Rating: C+
Dir: Kim Sang-jin
Star: Ji Hyun-woo, Jo Han-sun, Park Yeong-gyu, Jung Jae-hoon
A decade after the events of the original, the same gas station is ransacked by a new gang of motorcycle punks. The fed-up owner (Park) goes out and hires his own team of thugs (“violent ex-convicts preferred”) to work at the station and guard it. When a small splinter group of bikers stage an inept raid, it seems his dreams have come true, but his harsh treatment of his staff leads them to rebel, lock him upstairs and run the gas station themselves, to raise enough funds for the wages they’re due. Unable to run credit-cards, they’re a cash only business, but the 50% off sale they run to draw business has some unwanted consequences. Over the course of the night. visitors to their filling station include a rival owner, a hijacked prison bus, and the original gang, who have been lured back by a sting, carried out before things went nozzle-shaped.
It was about a decade ago that I last watched the original, but rather too much of this still seemed familiar, such as the confrontational relationship between the owner and those who hijack his station, the cast of kooky characters who visit it, and the sense that there are probably a large number of jokes that we in the West are not quite getting. Still, enough time has passed that this is still adequately entertaining: there are some interesting visual flourishes and if you don’t like one character, don’t worry, because there’ll be another one along in a minute.

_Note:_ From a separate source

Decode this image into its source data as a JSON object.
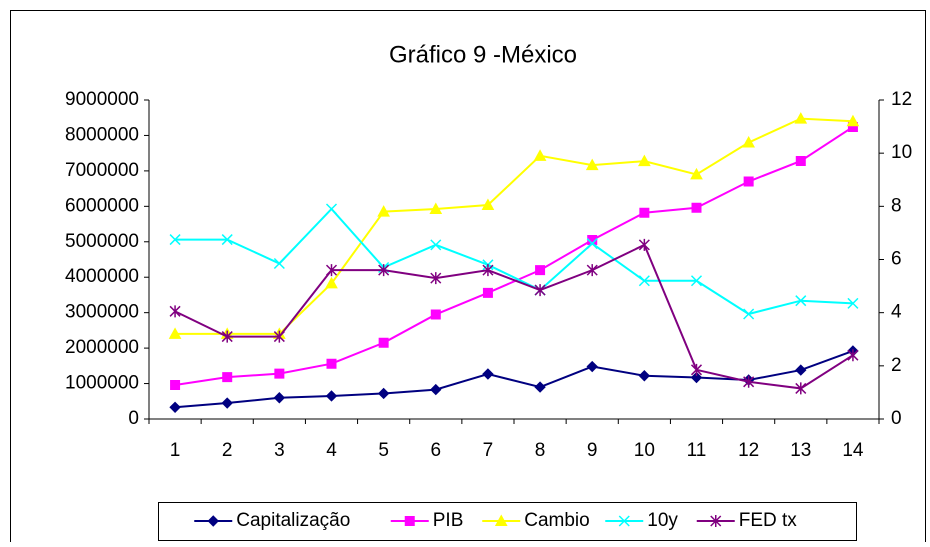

In terms of plotting, it’s kinda loose: the story doesn’t do much than throw another ingredient into the pot, and stir, though the climax (which largely revolves around everyone’s uncertainty as to whether or not diesel is flammable) does generate more tension that the rest of the film. There’s something oddly retro about the entire concept of getting your tank filled up by an attendant, but if you can get past that, and the inevitable cultural dissonance, it’s acceptably entertaining, if largely forgettable.